Federal Supervision: Release Plans
Release plan, creating a plan for payment of restitution and fines, investigation of your plan and release.
Once you have a release date from the Parole Commission (USPC), you must complete a satisfactory plan for parole supervision to actually get released. The Regional Commissioner may change your date of release (earlier or later) onto parole to allow more time for release planning. At most, the Regional Commissioner can delay your release onto parole for 120 days; otherwise, you have the right to a hearing if the Regional Commissioner wants to push back your release date more than 120 days.

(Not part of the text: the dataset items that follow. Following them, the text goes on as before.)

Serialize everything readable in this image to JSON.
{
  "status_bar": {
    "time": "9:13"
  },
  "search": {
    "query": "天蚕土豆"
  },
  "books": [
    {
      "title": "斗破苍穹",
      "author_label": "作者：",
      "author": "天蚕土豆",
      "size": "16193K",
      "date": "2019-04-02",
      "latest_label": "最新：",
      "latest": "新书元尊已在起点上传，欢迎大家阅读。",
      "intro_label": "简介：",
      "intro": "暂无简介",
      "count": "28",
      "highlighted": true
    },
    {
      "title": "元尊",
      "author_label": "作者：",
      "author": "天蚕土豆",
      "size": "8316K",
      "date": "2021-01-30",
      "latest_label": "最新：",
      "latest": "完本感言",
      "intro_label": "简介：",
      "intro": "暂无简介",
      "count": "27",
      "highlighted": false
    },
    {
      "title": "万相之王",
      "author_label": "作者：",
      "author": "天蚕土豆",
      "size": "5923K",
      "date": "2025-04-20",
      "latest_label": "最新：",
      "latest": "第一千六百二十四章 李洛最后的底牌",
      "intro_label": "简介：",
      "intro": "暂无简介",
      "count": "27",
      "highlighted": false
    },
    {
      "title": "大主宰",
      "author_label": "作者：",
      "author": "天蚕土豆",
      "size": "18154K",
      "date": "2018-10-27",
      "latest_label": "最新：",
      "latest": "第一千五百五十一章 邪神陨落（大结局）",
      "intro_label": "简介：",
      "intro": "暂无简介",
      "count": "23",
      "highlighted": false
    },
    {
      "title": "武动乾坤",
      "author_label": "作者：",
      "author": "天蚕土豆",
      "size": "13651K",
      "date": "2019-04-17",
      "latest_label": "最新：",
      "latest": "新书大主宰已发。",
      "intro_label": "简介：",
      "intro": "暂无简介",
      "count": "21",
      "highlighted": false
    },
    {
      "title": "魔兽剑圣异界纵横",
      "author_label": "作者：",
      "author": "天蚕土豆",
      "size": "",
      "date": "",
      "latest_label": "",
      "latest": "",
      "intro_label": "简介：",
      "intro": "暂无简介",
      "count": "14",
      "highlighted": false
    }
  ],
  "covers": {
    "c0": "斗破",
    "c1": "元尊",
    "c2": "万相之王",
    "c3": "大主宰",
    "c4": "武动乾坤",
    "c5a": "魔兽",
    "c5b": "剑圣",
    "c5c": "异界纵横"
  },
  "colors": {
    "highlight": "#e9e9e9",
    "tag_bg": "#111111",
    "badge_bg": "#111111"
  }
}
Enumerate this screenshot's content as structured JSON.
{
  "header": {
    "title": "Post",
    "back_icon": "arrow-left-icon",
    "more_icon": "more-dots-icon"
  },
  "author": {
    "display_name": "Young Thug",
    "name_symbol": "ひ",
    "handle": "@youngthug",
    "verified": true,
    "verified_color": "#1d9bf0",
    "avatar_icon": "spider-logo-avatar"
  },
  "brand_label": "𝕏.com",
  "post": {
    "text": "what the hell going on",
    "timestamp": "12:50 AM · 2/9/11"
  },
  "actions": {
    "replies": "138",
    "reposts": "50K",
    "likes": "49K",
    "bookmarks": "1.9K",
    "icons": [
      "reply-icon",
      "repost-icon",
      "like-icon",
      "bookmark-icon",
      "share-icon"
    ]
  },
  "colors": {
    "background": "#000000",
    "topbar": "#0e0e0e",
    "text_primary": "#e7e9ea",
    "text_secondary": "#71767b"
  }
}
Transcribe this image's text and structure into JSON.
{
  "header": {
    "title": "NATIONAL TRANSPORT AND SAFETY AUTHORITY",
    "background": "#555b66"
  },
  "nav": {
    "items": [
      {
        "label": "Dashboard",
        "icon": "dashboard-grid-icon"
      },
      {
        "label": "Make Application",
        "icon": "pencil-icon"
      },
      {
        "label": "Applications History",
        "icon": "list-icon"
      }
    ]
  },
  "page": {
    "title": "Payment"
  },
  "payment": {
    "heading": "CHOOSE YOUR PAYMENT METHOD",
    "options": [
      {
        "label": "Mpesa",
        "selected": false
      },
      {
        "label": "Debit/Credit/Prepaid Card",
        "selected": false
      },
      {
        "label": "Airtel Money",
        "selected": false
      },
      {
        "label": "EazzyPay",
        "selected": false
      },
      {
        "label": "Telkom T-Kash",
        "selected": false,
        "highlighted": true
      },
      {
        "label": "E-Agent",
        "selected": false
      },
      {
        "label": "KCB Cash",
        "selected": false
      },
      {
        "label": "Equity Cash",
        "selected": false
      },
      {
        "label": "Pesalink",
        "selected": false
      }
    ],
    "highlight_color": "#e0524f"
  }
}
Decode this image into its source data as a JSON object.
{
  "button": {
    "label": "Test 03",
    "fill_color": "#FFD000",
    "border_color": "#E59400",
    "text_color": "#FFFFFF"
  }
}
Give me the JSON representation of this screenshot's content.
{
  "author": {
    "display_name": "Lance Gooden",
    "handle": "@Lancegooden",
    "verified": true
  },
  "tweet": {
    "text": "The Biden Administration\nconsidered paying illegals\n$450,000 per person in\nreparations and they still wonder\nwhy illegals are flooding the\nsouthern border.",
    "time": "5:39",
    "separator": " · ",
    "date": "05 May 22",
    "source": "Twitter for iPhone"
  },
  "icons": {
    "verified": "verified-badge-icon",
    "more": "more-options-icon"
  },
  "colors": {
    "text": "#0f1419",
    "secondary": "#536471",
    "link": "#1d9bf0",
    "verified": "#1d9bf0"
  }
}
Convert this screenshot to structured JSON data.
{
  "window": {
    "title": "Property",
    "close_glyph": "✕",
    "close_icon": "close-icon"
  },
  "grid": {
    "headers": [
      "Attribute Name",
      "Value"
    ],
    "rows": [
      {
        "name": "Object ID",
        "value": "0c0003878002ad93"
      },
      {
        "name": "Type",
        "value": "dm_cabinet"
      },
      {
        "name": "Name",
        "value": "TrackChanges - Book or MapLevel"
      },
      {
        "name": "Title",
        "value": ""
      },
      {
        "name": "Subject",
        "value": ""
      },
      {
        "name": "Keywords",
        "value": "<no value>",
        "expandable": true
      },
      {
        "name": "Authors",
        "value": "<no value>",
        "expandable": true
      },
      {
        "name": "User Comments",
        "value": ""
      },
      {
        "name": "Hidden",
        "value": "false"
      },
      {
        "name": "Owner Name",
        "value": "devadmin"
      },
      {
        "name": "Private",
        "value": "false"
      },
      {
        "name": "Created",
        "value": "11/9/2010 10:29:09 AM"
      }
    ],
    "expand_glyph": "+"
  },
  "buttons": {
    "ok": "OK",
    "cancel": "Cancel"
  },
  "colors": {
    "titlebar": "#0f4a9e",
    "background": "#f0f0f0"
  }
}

Generally, you are required to have included in your release plan:
- Availability of legitimate employment;
- An approved residence for the prospective parolee; and
- Availability of necessary aftercare if you are ill or will require special care.
Unpaid Fines & Restitution
Your release onto parole might also be delayed if you still owe court-ordered fines or restitution. When you still have fines or restitution to pay, a reasonable plan for payment, or a performance of services if ordered by the court, will be included in your parole release plan, where feasible.
Your U.S. Probation Officer will do an investigation to make sure that the person’s release plan is appropriate. This investigation will start with the probation officer asking you questions about your release plan. The probation officer will then follow up and verify your answers. For example, if you told the probation officer that your approved residence did not have any persons with a felony record, the probation officer will follow-up to make sure this is true.
After the Parole Commission approves your release plan, and a U.S. Probation Officer completes an investigation, you will be released on the date set by the Parole Commission (unless there is misconduct or some other reason leading to a change in the date).